Dans le livre V de la Richesse des nations, Adam Smith définit les devoirs régaliens dans leur sens moderne : la protection des libertés individuelles fondamentales contre les agressions du dedans et du dehors. Pour autant, Smith ne refuse pas à l’État toute intervention économique.

“Dans le système de la liberté naturelle, le souverain n’a que trois devoirs à remplir; trois devoirs d’une haute importance, mais clairs, simples et à la portée d’une intelligence ordinaire.

– Le premier, c’est le devoir de défendre la société de tout acte de violence ou d’invasion de la part des autres sociétés indépendantes.

– Le deuxième, c’est le devoir de protéger autant qu’il est possible chaque membre de la société contre l’injustice ou l’oppression de tout autre membre, ou bien le devoir d’établir une administration exacte de la justice.

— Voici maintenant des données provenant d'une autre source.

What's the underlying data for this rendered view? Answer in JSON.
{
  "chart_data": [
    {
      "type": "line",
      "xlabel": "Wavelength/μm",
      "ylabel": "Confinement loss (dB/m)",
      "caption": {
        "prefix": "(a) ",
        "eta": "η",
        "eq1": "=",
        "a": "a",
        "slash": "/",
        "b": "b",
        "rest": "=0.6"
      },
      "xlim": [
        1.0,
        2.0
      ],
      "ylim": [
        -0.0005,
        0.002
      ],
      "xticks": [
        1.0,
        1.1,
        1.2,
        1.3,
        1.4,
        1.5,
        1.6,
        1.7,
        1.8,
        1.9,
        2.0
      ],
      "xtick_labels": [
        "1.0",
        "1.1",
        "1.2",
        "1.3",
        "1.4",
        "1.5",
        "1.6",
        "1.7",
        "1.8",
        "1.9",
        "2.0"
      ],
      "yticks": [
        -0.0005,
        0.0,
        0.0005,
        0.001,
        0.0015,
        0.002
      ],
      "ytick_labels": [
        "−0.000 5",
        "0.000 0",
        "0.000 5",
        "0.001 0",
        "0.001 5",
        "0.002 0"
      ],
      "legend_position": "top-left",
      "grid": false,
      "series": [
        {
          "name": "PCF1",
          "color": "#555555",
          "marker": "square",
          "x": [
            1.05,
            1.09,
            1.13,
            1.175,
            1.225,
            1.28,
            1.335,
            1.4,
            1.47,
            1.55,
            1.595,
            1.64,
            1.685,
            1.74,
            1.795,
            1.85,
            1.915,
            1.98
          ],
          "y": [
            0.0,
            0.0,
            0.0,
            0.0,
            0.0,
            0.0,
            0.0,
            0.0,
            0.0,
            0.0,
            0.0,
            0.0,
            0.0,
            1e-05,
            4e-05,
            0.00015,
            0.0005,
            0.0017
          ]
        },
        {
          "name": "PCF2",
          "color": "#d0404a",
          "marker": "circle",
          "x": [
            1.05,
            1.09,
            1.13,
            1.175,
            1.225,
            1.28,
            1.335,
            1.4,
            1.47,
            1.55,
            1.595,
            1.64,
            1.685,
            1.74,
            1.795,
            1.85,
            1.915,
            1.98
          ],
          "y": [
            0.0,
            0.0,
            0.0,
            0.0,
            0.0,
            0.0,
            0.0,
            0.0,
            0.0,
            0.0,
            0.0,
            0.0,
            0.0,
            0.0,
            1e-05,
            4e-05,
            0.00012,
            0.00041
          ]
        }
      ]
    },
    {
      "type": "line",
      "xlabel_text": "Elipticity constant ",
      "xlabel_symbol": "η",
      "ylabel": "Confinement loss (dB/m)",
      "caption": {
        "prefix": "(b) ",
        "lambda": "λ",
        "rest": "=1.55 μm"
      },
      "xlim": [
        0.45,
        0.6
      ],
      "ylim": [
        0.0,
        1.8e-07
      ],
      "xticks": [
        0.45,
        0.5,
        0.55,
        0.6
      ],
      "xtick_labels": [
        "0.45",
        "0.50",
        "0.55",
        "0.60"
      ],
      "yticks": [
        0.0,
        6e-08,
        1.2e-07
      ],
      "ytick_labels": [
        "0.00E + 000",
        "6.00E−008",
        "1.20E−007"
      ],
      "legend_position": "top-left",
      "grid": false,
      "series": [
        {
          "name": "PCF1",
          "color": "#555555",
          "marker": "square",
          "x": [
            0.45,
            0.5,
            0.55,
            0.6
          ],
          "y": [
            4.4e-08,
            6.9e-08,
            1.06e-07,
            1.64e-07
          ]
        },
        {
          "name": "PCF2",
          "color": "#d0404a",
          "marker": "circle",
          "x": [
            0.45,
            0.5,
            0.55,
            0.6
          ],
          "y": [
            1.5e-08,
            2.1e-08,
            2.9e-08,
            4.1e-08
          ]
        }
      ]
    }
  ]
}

– Et le troisième, c’est le devoir d’ériger et d’entretenir certains ouvrages publics et certaines institutions que l’intérêt privé d’un particulier ou de quelques particuliers ne pourrait jamais les porter à ériger ou à entretenir, parce que jamais le profit n’en rembourserait la dépense à un particulier ou à quelques particuliers, quoiqu’à l’égard d’une grande société ce profit fasse beaucoup plus que rembourser les dépenses.”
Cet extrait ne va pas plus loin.